Ma famille, surtout ma mère, s’inquiète beaucoup pour moi. Elle me demande à chaque fois de décrire mes crises. Je dois noter sur un papier la date et l’heure. Ce que je ressens sur le moment. Elle me communique son stress alors moi aussi je deviens stressée. C’est devenu tellement pesant à un moment que j’ai arrêté de lui en parler. J’ai géré ça seule tout mon lycée, un peu accompagnée par l’infirmière et mes potes.

Au cours des années, j’ai appris à plus communiquer sur mon état de santé et à prévenir si je faisais une crise que je n’arrivais pas à gérer seule. J’ai aussi appris à mettre en place des réflexes à avoir et à prévenir les gens à l’avance que je suis épileptique. Et ça, ça a été le plus pesant pour moi, surtout sur le plan social. Savoir que où que j’aille,  je devais annoncer que j’étais la meuf malade.

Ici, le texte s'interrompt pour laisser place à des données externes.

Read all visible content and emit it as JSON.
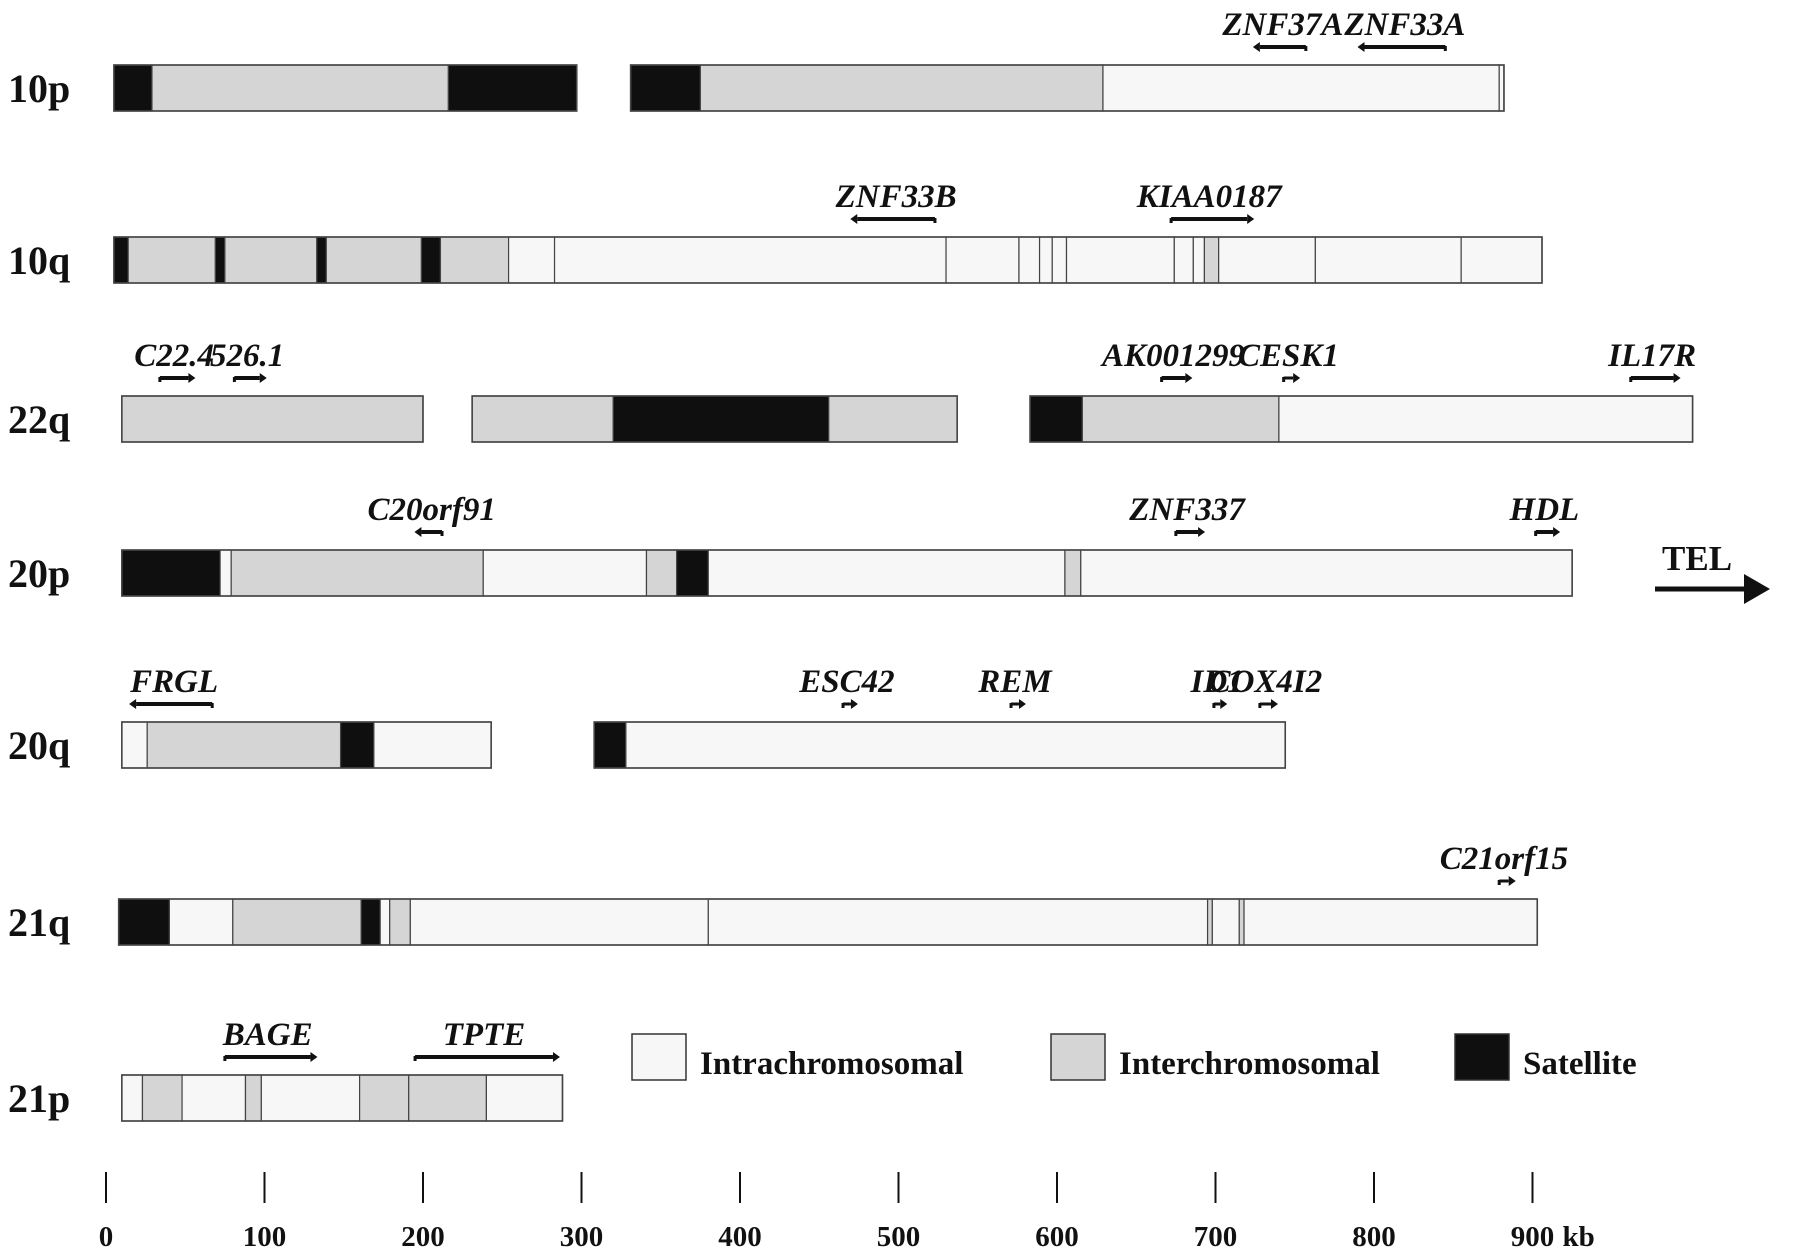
{
  "colors": {
    "intra": "#f7f7f7",
    "inter": "#d5d5d5",
    "satellite": "#0f0f0f",
    "outline": "#444444",
    "ink": "#111111"
  },
  "scale": {
    "ticks": [
      0,
      100,
      200,
      300,
      400,
      500,
      600,
      700,
      800,
      900
    ],
    "unit": "kb"
  },
  "tel_label": "TEL",
  "legend": [
    {
      "type": "intra",
      "label": "Intrachromosomal"
    },
    {
      "type": "inter",
      "label": "Interchromosomal"
    },
    {
      "type": "satellite",
      "label": "Satellite"
    }
  ],
  "tracks": [
    {
      "label": "10p",
      "fragments": [
        {
          "start": 5,
          "end": 297,
          "segments": [
            {
              "start": 5,
              "end": 29,
              "type": "satellite"
            },
            {
              "start": 29,
              "end": 216,
              "type": "inter"
            },
            {
              "start": 216,
              "end": 297,
              "type": "satellite"
            }
          ]
        },
        {
          "start": 331,
          "end": 882,
          "segments": [
            {
              "start": 331,
              "end": 375,
              "type": "satellite"
            },
            {
              "start": 375,
              "end": 629,
              "type": "inter"
            },
            {
              "start": 629,
              "end": 879,
              "type": "intra"
            },
            {
              "start": 879,
              "end": 882,
              "type": "intra"
            }
          ]
        }
      ],
      "genes": [
        {
          "name": "ZNF37A",
          "start": 757,
          "end": 728
        },
        {
          "name": "ZNF33A",
          "start": 845,
          "end": 794
        }
      ]
    },
    {
      "label": "10q",
      "fragments": [
        {
          "start": 5,
          "end": 906,
          "segments": [
            {
              "start": 5,
              "end": 14,
              "type": "satellite"
            },
            {
              "start": 14,
              "end": 69,
              "type": "inter"
            },
            {
              "start": 69,
              "end": 75,
              "type": "satellite"
            },
            {
              "start": 75,
              "end": 133,
              "type": "inter"
            },
            {
              "start": 133,
              "end": 139,
              "type": "satellite"
            },
            {
              "start": 139,
              "end": 199,
              "type": "inter"
            },
            {
              "start": 199,
              "end": 211,
              "type": "satellite"
            },
            {
              "start": 211,
              "end": 254,
              "type": "inter"
            },
            {
              "start": 254,
              "end": 283,
              "type": "intra"
            },
            {
              "start": 283,
              "end": 530,
              "type": "intra"
            },
            {
              "start": 530,
              "end": 576,
              "type": "intra"
            },
            {
              "start": 576,
              "end": 589,
              "type": "intra"
            },
            {
              "start": 589,
              "end": 597,
              "type": "intra"
            },
            {
              "start": 597,
              "end": 606,
              "type": "intra"
            },
            {
              "start": 606,
              "end": 674,
              "type": "intra"
            },
            {
              "start": 674,
              "end": 686,
              "type": "intra"
            },
            {
              "start": 686,
              "end": 693,
              "type": "intra"
            },
            {
              "start": 693,
              "end": 702,
              "type": "inter"
            },
            {
              "start": 702,
              "end": 763,
              "type": "intra"
            },
            {
              "start": 763,
              "end": 855,
              "type": "intra"
            },
            {
              "start": 855,
              "end": 906,
              "type": "intra"
            }
          ]
        }
      ],
      "genes": [
        {
          "name": "ZNF33B",
          "start": 523,
          "end": 474
        },
        {
          "name": "KIAA0187",
          "start": 672,
          "end": 720
        }
      ]
    },
    {
      "label": "22q",
      "fragments": [
        {
          "start": 10,
          "end": 200,
          "segments": [
            {
              "start": 10,
              "end": 200,
              "type": "inter"
            }
          ]
        },
        {
          "start": 231,
          "end": 537,
          "segments": [
            {
              "start": 231,
              "end": 320,
              "type": "inter"
            },
            {
              "start": 320,
              "end": 456,
              "type": "satellite"
            },
            {
              "start": 456,
              "end": 537,
              "type": "inter"
            }
          ]
        },
        {
          "start": 583,
          "end": 1001,
          "segments": [
            {
              "start": 583,
              "end": 616,
              "type": "satellite"
            },
            {
              "start": 616,
              "end": 740,
              "type": "inter"
            },
            {
              "start": 740,
              "end": 1001,
              "type": "intra"
            }
          ]
        }
      ],
      "genes": [
        {
          "name": "C22.4",
          "start": 34,
          "end": 52
        },
        {
          "name": "526.1",
          "start": 81,
          "end": 97
        },
        {
          "name": "AK001299",
          "start": 666,
          "end": 681
        },
        {
          "name": "CESK1",
          "start": 743,
          "end": 749
        },
        {
          "name": "IL17R",
          "start": 962,
          "end": 989
        }
      ]
    },
    {
      "label": "20p",
      "fragments": [
        {
          "start": 10,
          "end": 925,
          "segments": [
            {
              "start": 10,
              "end": 72,
              "type": "satellite"
            },
            {
              "start": 72,
              "end": 79,
              "type": "intra"
            },
            {
              "start": 79,
              "end": 238,
              "type": "inter"
            },
            {
              "start": 238,
              "end": 341,
              "type": "intra"
            },
            {
              "start": 341,
              "end": 360,
              "type": "inter"
            },
            {
              "start": 360,
              "end": 380,
              "type": "satellite"
            },
            {
              "start": 380,
              "end": 605,
              "type": "intra"
            },
            {
              "start": 605,
              "end": 615,
              "type": "inter"
            },
            {
              "start": 615,
              "end": 925,
              "type": "intra"
            }
          ]
        }
      ],
      "genes": [
        {
          "name": "C20orf91",
          "start": 212,
          "end": 199
        },
        {
          "name": "ZNF337",
          "start": 675,
          "end": 689
        },
        {
          "name": "HDL",
          "start": 902,
          "end": 913
        }
      ]
    },
    {
      "label": "20q",
      "fragments": [
        {
          "start": 10,
          "end": 243,
          "segments": [
            {
              "start": 10,
              "end": 26,
              "type": "intra"
            },
            {
              "start": 26,
              "end": 148,
              "type": "inter"
            },
            {
              "start": 148,
              "end": 169,
              "type": "satellite"
            },
            {
              "start": 169,
              "end": 243,
              "type": "intra"
            }
          ]
        },
        {
          "start": 308,
          "end": 744,
          "segments": [
            {
              "start": 308,
              "end": 328,
              "type": "satellite"
            },
            {
              "start": 328,
              "end": 744,
              "type": "intra"
            }
          ]
        }
      ],
      "genes": [
        {
          "name": "FRGL",
          "start": 67,
          "end": 19
        },
        {
          "name": "ESC42",
          "start": 465,
          "end": 470
        },
        {
          "name": "REM",
          "start": 571,
          "end": 576
        },
        {
          "name": "ID1",
          "start": 699,
          "end": 703
        },
        {
          "name": "COX4I2",
          "start": 728,
          "end": 735
        }
      ]
    },
    {
      "label": "21q",
      "fragments": [
        {
          "start": 8,
          "end": 903,
          "segments": [
            {
              "start": 8,
              "end": 40,
              "type": "satellite"
            },
            {
              "start": 40,
              "end": 80,
              "type": "intra"
            },
            {
              "start": 80,
              "end": 161,
              "type": "inter"
            },
            {
              "start": 161,
              "end": 173,
              "type": "satellite"
            },
            {
              "start": 173,
              "end": 179,
              "type": "intra"
            },
            {
              "start": 179,
              "end": 192,
              "type": "inter"
            },
            {
              "start": 192,
              "end": 380,
              "type": "intra"
            },
            {
              "start": 380,
              "end": 695,
              "type": "intra"
            },
            {
              "start": 695,
              "end": 698,
              "type": "inter"
            },
            {
              "start": 698,
              "end": 715,
              "type": "intra"
            },
            {
              "start": 715,
              "end": 718,
              "type": "inter"
            },
            {
              "start": 718,
              "end": 903,
              "type": "intra"
            }
          ]
        }
      ],
      "genes": [
        {
          "name": "C21orf15",
          "start": 879,
          "end": 885
        }
      ]
    },
    {
      "label": "21p",
      "fragments": [
        {
          "start": 10,
          "end": 288,
          "segments": [
            {
              "start": 10,
              "end": 23,
              "type": "intra"
            },
            {
              "start": 23,
              "end": 48,
              "type": "inter"
            },
            {
              "start": 48,
              "end": 88,
              "type": "intra"
            },
            {
              "start": 88,
              "end": 98,
              "type": "inter"
            },
            {
              "start": 98,
              "end": 160,
              "type": "intra"
            },
            {
              "start": 160,
              "end": 191,
              "type": "inter"
            },
            {
              "start": 191,
              "end": 240,
              "type": "inter"
            },
            {
              "start": 240,
              "end": 288,
              "type": "intra"
            }
          ]
        }
      ],
      "genes": [
        {
          "name": "BAGE",
          "start": 75,
          "end": 129
        },
        {
          "name": "TPTE",
          "start": 195,
          "end": 282
        }
      ]
    }
  ]
}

J’avais peur qu’on me colle cette étiquette parce que moi je le voyais comme une faiblesse. Et lors de mes crises, je me sentais faible. Plus d’énergie. L’impression d’avoir forcément besoin de l’aide de quelqu’un et donc de dépendre de cette personne.

Malheureusement on ne parle pas du tout assez des crises partielles dans l’épilepsie. On reste beaucoup plus sur le cliché du mec qui panique. Aujourd’hui, même après 5 ans, je me sens toujours aussi mal informée et c’est très dur et douloureux d’évoluer dans le brouillard sans savoir si on va s’en sortir ou si ça va rester toute la vie. Je suis quand même très fière de moi d’avoir pu continuer ma scolarité en étant épileptique. Je suis fière de m’être relevée à chaque fois que ça n’allait pas et chaque fois que je voulais abandonner. Parce que finalement la personne qui m’a le plus aidé dans tout ça… c’est moi. Moi seule vis et ressens mes crises. Moi seule sais ce dont j’ai besoin sur le moment.